İnsanların grup halinde senkronize haysiyetsizlik yapması, bizim kültürümüz için bile yeni bir fenomen. En azından bu kadar sık tekrarlanması bu kadar sık görülen bir durum değildi. İktidara yaklaştıkça ardan hayadan azâde, utanma sıkılmadan muaf kılındılar, böyle oldu.
Memleketin insanlarını ve doğasını korumak için kömürlü termik santral bacalarına filtre takılması mecburiyeti, biliyorsunuz, adı var kendi yok Meclis’te AKP ve MHP milletvekillerinin çıkardığı yasayla ertelendi. Bu santrallara filtre ve çevreye ilişkin bazı düzenlemeler zorunlu kılınmış, ancak bu düzenlemeler, vatanına milletine pek düşkün yöneticiler sayesinde 2013’ten bu yana dört defa ertelenmişti. Son AKP-MHP ortak marifetiyle ertelemelere iki buçuk yıl daha eklenecekti.

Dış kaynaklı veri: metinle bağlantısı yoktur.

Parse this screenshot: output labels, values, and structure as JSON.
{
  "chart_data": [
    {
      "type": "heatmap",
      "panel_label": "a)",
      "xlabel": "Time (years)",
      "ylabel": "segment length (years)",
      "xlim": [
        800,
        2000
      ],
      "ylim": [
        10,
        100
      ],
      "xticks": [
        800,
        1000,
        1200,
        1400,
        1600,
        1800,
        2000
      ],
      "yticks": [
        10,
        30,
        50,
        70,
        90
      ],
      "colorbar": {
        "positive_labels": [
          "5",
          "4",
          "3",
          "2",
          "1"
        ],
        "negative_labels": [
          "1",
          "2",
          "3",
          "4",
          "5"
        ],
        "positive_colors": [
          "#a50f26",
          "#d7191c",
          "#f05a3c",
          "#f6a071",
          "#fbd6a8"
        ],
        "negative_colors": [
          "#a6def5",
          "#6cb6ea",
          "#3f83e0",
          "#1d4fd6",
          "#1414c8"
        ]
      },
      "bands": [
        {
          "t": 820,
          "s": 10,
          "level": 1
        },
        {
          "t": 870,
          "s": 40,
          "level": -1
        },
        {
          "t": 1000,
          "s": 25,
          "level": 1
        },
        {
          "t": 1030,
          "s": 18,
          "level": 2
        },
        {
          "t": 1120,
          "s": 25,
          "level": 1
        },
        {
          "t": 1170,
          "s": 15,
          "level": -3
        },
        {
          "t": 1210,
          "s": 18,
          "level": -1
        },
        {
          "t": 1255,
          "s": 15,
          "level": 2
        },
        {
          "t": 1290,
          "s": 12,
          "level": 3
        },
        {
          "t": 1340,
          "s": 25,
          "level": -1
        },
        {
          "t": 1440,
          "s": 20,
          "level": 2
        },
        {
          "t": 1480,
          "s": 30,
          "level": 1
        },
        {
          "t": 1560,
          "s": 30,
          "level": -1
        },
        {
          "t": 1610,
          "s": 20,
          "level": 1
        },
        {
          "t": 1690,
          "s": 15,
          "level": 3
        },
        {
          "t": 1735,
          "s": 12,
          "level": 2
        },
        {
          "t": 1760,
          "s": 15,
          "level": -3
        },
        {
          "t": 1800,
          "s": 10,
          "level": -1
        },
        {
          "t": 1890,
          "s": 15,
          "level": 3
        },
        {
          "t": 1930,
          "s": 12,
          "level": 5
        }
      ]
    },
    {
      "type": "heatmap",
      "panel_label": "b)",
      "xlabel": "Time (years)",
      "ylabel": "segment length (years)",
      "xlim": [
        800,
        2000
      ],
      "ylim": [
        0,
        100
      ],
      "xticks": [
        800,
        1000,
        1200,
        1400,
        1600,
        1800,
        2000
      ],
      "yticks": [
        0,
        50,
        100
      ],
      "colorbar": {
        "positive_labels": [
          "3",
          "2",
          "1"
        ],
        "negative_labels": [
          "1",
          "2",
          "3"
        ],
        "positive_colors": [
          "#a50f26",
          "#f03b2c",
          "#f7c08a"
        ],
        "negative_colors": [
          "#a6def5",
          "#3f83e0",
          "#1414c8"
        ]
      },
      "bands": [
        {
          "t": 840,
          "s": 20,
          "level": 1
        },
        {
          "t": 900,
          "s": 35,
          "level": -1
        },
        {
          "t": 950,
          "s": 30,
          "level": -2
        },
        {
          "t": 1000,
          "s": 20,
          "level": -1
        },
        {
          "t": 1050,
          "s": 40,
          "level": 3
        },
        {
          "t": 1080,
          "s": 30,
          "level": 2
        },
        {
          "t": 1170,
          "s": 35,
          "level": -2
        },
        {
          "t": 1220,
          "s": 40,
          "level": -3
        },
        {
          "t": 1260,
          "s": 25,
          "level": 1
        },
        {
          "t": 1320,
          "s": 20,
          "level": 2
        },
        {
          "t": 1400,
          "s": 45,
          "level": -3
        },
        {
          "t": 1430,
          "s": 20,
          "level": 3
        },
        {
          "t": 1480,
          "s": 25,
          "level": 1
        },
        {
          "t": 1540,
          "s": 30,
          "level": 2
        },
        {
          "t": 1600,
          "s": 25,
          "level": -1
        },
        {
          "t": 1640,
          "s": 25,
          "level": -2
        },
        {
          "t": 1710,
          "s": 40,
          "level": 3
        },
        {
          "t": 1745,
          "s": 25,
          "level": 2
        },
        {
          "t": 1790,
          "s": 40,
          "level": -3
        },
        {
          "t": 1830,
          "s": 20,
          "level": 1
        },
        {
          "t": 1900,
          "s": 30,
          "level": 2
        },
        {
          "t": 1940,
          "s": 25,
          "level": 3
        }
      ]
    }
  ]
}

Gerekli değilse iki buçuk yıl sonra niye takılacak, gerekliyse altı senedir niye mütemadiyen erteleniyor, bunları sorabileceğimiz mekanizmalar artık yok, soramıyoruz. Televizyonda program bile yaptırdılar. CNN Türk kanalında, tıpkı sözkonusu siyasetçiler gibi, mesleğinin itibarını kendi haysiyetiyle birlikte, çöpe de değil, buruşturmaksızın, oracığa, kaldırıma, üzerine basarak geçen herkesin alenen görebileceği şekilde atıveren birileri, santral baca filtresinin ekonomiye ne biçim yükler getireceğini anlattılar. Bu televizyon kanalının da Beştepe’ye yakın bina yaptırıp, Saray’a bakan cephesine “Yalanınız doğrumuzdur” gibisinden slogan yazdırmasının vakti geldi.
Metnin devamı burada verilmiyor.